Friction continues between coalition Govt. partners

Cabinet Decision was taken on pricing formula but President was not informed of the fuel price latest hike - - Ranil-Mahinda nexus also breaks down; former President accuses PM of being Pol Pot’s brother while UNPers continue tirade against Gotabaya’s Hitler image - -Mystery deepens over NY Times report; CID denies it probed the charges earlier, but Police SIU did so and dropped the case; questions over who did what

If their gloves came off last week, now, covert and overt battles among political parties are intensifying. Nowhere is it reflected more than in the Sri Lanka Freedom Party (SLFP)-United National Party (UNP) coalition government, which euphemistically continues with the name National Unity Government. The on again and off again relationship took another blow, this time over the Thursday midnight increase of fuel prices.

Most Sri Lankans, including President Maithripala Sirisena, woke up to the bad news only on Friday morning. He telephoned the state-owned Ceylon Petroleum Corporation (CPC) Chairman Dhammika Ranatunga and ordered that they revert to the old prices. Within minutes, CPC area managers countrywide began telephoning fuel distribution outlets to direct them not to sell at the new rates. Some obliged whilst others insisted that they be issued a written directive. Some who overcharged found customers queuing up to demand a refund of additional amounts they paid.

Amid growing speculation that he may contest the next presidential election, former Defence Secretary Gotabaya Rajapaksa, for the first time, on Wednesday visited the Sri Lanka Podujana Peramuna head office at Nelum Mawatha in Battaramulla. He is seen with his brothers, former President Mahinda Rajapaksa and former minister Basil Rajapaksa. Pix by Indika Handuwala

By Friday afternoon, some indecisive outlets put up shutters. The Lanka India Oil Company (LIOC) declared it would only sell fuel products at the new increased prices. The Friday morning circus over new fuel prices led to confusion and chaos with the far from pleased public, displeased with the way the Yahapalanaya government was serving them. It only brought more scorn and anger. And it all ended on Friday afternoon with old prices and a CPC circular that could make even its emblem, a man with a burning torch, run faster. It asked area managers not to give effect to price increases based on media reports. This is when the media had no role to play except report on what was going on. It seems the CPC has learnt the fine art of spin from its cricketing hero Minister Arjuna Ranatunga.

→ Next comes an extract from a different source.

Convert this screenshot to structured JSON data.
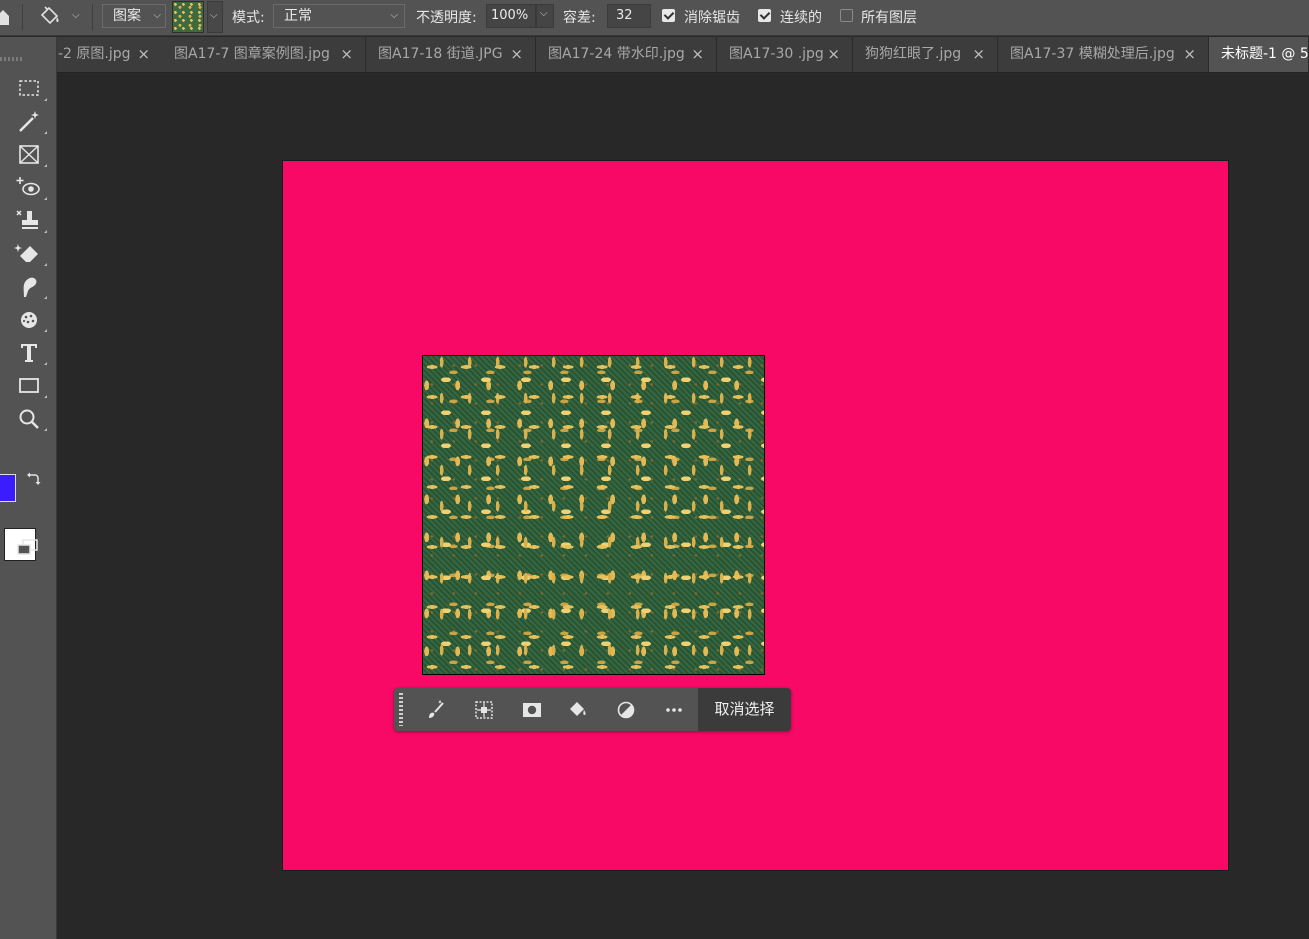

The truth is far different. It was related by Finance and Media Minister Mangala Samaraweera in a statement on Friday night. It said: “A pricing formula was introduced to determine fuel prices according to a decision approved by Cabinet on May 9, 2018. As per this decision, a committee was appointed to revise fuel prices after every two months. This revision will take place on the fifth of the third month. The prices of petrol and diesel were revised on July 5 using the powers vested with this committee.

“According to this scheme, fuel prices will fluctuate based on world oil prices. While prices will rise along with world crude oil prices, consumers will also benefit when fuel prices reduce in line with world prices. Accordingly, institutions engaged in selling fuel can change their selling prices in line with this price revision. A decision on CEYPETCO fuel prices will be taken at the next Cabinet meeting.”

The statement does raise some important questions. If indeed the decision to enforce a fuel pricing formula was decided at the ministerial meeting on May 9, the question arises why the President was not kept abreast of the new developments. More importantly that a price revision was due on Thursday midnight. The situation was better encapsulated in a cartoon that went viral in social media. A man is shown to query why someone waited till the President went to sleep at 10 p.m. to give effect to fuel price increases.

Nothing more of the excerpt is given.